S_theta, mu_theta = update_parameters(S_theta, mu_theta, 2., 2., seps)
display(S_theta, mu_theta)

key, subkey = random.split(key)
theta_sample = dists.MultivariateNormal(mu_theta, S_theta).rsample(key, sample_shape=(100,))
DeviceArray([[20.039701 , -9.920645 ],
             [-9.920645 ,  5.1587353]], dtype=float32)
DeviceArray([0.39682388, 0.7936516 ], dtype=float32)
distb = hv.Distribution(theta_sample[:, 0], 'b').opts(height=125)
distw = hv.Distribution(theta_sample[:, 1], 'w').opts(width=125)
hv.Bivariate(theta_sample, kdims=['b', 'w']).opts(cmap='Blues', line_width=0, filled=True, width=350) << distw << distb

with this the space of possible models is constrained, as shown by the samples of the posterior predictive distribution

predictive = []
for (b, w) in theta_sample:
    predictive.append(x_test*w + b)
plots = []
for line in predictive:
    plots.append(hv.Curve((x_test, line)))
data = hv.ErrorBars([(2,2,2*seps)])
hv.Overlay(plots).opts(hv.opts.Curve(color='#30a2da', width=500, alpha=0.1)) * data

Let’s assume that we observe a additional data point at \(x=-2\), \(y=-2\)

We will use the previous posterior as prior and update the parameters again

S_theta, mu_theta = update_parameters(S_theta, mu_theta, -2., -2., seps)
display(S_theta, mu_theta)

key, subkey = random.split(key)
theta_sample = dists.MultivariateNormal(mu_theta, S_theta).rsample(key, sample_shape=(100,))
DeviceArray([[ 4.9019602e-01, -2.9072593e-08],
             [-2.9072593e-08,  1.2437809e-01]], dtype=float32)
DeviceArray([1.1920929e-07, 9.9502492e-01], dtype=float32)
distb = hv.Distribution(theta_sample[:, 0], 'b').opts(height=125)
distw = hv.Distribution(theta_sample[:, 1], 'w').opts(width=125)
hv.Bivariate(theta_sample, kdims=['b', 'w']).opts(cmap='Blues', line_width=0, filled=True, width=350) << distw << distb

The space of possible models is further reduced

predictive = []
for (b, w) in theta_sample:
    predictive.append(x_test*w + b)
plots = []
for line in predictive:
    plots.append(hv.Curve((x_test, line)))
data = hv.ErrorBars([(2,2,2*seps), (-2,-2, 2*seps)])
hv.Overlay(plots).opts(hv.opts.Curve(color='#30a2da', width=500, alpha=0.1)) * data

Bayesian solution for the predictions

Don’t forget our goal

We want a model to predict \(y\) for unseen examples \(x\) given our training set

We can write this in “bayesian” as \(p(y | x, \mathcal{D})\), the posterior predictive distribution

Previously we looked at samples from this distribution.
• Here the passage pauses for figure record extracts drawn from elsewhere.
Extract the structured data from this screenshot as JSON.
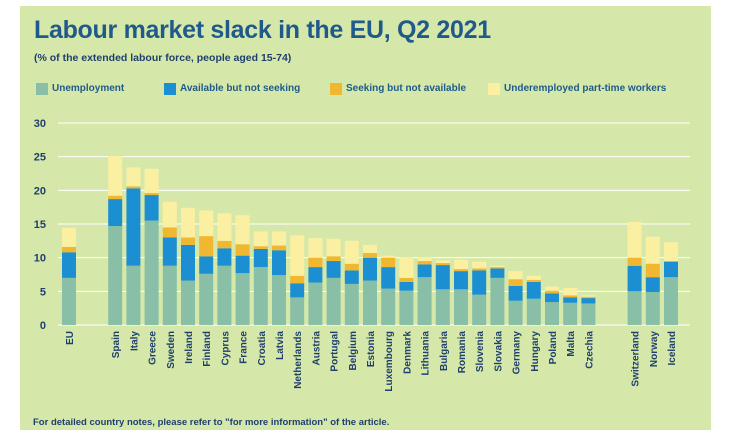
{
  "footnote": "For detailed country notes, please refer to \"for more information\" of the article.",
  "chart_data": {
    "type": "bar",
    "stacked": true,
    "title": "Labour market slack in the EU, Q2 2021",
    "subtitle": "(% of the extended labour force, people aged 15-74)",
    "xlabel": "",
    "ylabel": "",
    "ylim": [
      0,
      30
    ],
    "yticks": [
      0,
      5,
      10,
      15,
      20,
      25,
      30
    ],
    "grid": true,
    "legend_position": "top",
    "groups": [
      [
        "EU"
      ],
      [
        "Spain",
        "Italy",
        "Greece",
        "Sweden",
        "Ireland",
        "Finland",
        "Cyprus",
        "France",
        "Croatia",
        "Latvia",
        "Netherlands",
        "Austria",
        "Portugal",
        "Belgium",
        "Estonia",
        "Luxembourg",
        "Denmark",
        "Lithuania",
        "Bulgaria",
        "Romania",
        "Slovenia",
        "Slovakia",
        "Germany",
        "Hungary",
        "Poland",
        "Malta",
        "Czechia"
      ],
      [
        "Switzerland",
        "Norway",
        "Iceland"
      ]
    ],
    "categories": [
      "EU",
      "Spain",
      "Italy",
      "Greece",
      "Sweden",
      "Ireland",
      "Finland",
      "Cyprus",
      "France",
      "Croatia",
      "Latvia",
      "Netherlands",
      "Austria",
      "Portugal",
      "Belgium",
      "Estonia",
      "Luxembourg",
      "Denmark",
      "Lithuania",
      "Bulgaria",
      "Romania",
      "Slovenia",
      "Slovakia",
      "Germany",
      "Hungary",
      "Poland",
      "Malta",
      "Czechia",
      "Switzerland",
      "Norway",
      "Iceland"
    ],
    "series": [
      {
        "name": "Unemployment",
        "color": "#88bfa6",
        "values": [
          7.0,
          14.7,
          8.8,
          15.5,
          8.8,
          6.6,
          7.6,
          8.8,
          7.7,
          8.6,
          7.4,
          4.1,
          6.3,
          7.0,
          6.1,
          6.6,
          5.4,
          5.1,
          7.1,
          5.3,
          5.3,
          4.5,
          7.0,
          3.6,
          3.9,
          3.4,
          3.3,
          3.2,
          5.0,
          4.9,
          7.1
        ]
      },
      {
        "name": "Available but not seeking",
        "color": "#1b8fd2",
        "values": [
          3.8,
          4.0,
          11.5,
          3.8,
          4.2,
          5.3,
          2.6,
          2.6,
          2.6,
          2.7,
          3.7,
          2.1,
          2.3,
          2.5,
          2.0,
          3.4,
          3.2,
          1.3,
          1.9,
          3.6,
          2.7,
          3.6,
          1.4,
          2.2,
          2.5,
          1.3,
          0.8,
          0.8,
          3.8,
          2.2,
          2.3
        ]
      },
      {
        "name": "Seeking but not available",
        "color": "#f2b731",
        "values": [
          0.8,
          0.5,
          0.3,
          0.3,
          1.5,
          1.1,
          3.0,
          1.1,
          1.7,
          0.4,
          0.7,
          1.1,
          1.4,
          0.7,
          1.0,
          0.7,
          1.4,
          0.6,
          0.5,
          0.3,
          0.3,
          0.3,
          0.2,
          1.0,
          0.3,
          0.4,
          0.3,
          0.2,
          1.2,
          2.0,
          0.1
        ]
      },
      {
        "name": "Underemployed part-time workers",
        "color": "#fbf0a1",
        "values": [
          2.8,
          5.9,
          2.8,
          3.6,
          3.8,
          4.4,
          3.8,
          4.1,
          4.3,
          2.2,
          2.1,
          6.0,
          2.9,
          2.6,
          3.4,
          1.2,
          0.3,
          3.1,
          0.6,
          0.4,
          1.4,
          1.0,
          0.2,
          1.2,
          0.6,
          0.6,
          1.1,
          0.2,
          5.3,
          4.0,
          2.8
        ]
      }
    ]
  }
}
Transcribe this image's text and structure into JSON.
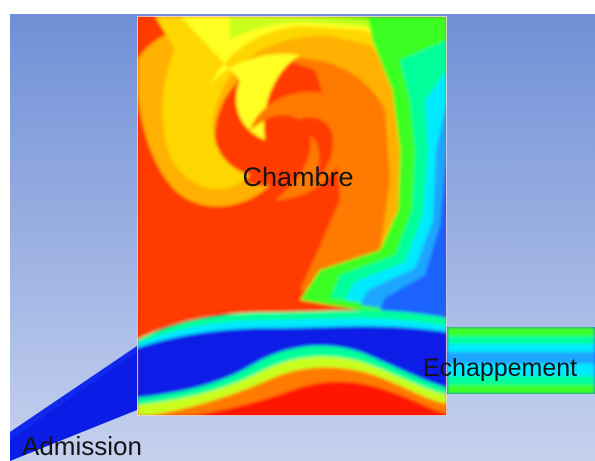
{
  "labels": {
    "chamber": "Chambre",
    "exhaust": "Echappement",
    "intake": "Admission"
  },
  "colors": {
    "background_top": "#6f8fd6",
    "background_bottom": "#c6d1ee",
    "flow_low": "#0a1ce6",
    "flow_high": "#ff1500"
  }
}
We can obtain an expression for it by marginalizing \(\theta\) in

\[\begin{split} \begin{align} p(y | x, \mathcal{D}) &= \int p(y, \theta | x, \mathcal{D}) d\theta \nonumber \\ &= \int p(y| \theta, x, \mathcal{D}) p(\theta| \mathcal{D}, x) d\theta \nonumber \\ &= \int p(y| \theta, x) p(\theta| \mathcal{D}) d\theta, \nonumber \end{align} \end{split}\]

note that \(y\) is conditionally independant of \(\mathcal{D}\) given \(\theta\)

For our linear regression

\[\begin{split} \begin{align} p(y|x, \mathcal{D}, \sigma_\epsilon^2) &= \int p(y|f_\theta(x), \sigma_\epsilon^2) p(\theta| \theta_{N}, \Sigma_{\theta_N}) d\theta \nonumber \\ &= \mathcal{N}\left(y|f_{\theta_N} (x), \sigma_\epsilon^2 + x^T \Sigma_{\theta_N} x\right) \end{align} \end{split}\]

Note

The posterior predictive is Gaussian, because the convolution of gaussians is gaussian

If we consider that \(N\) samples were presented and that \(\mu_0=0\) then

\[ \theta_{N} = (\Phi^T \Phi + \sigma_\epsilon^2 \Sigma_{\theta_0}^{-1})^{-1} \Phi^T y \]

which is the MAP estimator, and

\[ \Sigma_{\theta_N} = \sigma_\epsilon^2 (\Phi^T \Phi + \sigma_\epsilon^2 \Sigma_{\theta_0}^{-1})^{-1} \]

Finally, the variance (uncertainty) for the new \(x\) is

\[ \sigma^2(x) = \sigma_\epsilon^2 + x^T \Sigma_{\theta_N} x \]

Important

The variance of the prediction has contribution from the noise (irreducible) and the model

Uncertainty grows when we depart from the observed data points

Phi = jnp.ones(shape=(100, 2))
Phi = Phi.at[:, 1].set(x_test)
ftheta = jnp.dot(Phi, mu_theta)
sx = jnp.sqrt(jnp.diag(seps**2 + jnp.dot(jnp.dot(Phi, S_theta), Phi.T)))
mean = hv.Curve((x_test, ftheta)).opts(width=500, color='#30a2da')
data = hv.ErrorBars([(2,2,2*seps), (-2,-2, 2*seps)])
uncertainty = hv.Spread((x_test, ftheta, 2*sx)).opts(color='#30a2da', alpha=0.3)
mean * data * uncertainty

See also

Chapter 18.1 of D. Barber’s book shows the bayesian linear regression where \(\sigma_\epsilon\) is not assummed to be known (normal inverse gamma prior)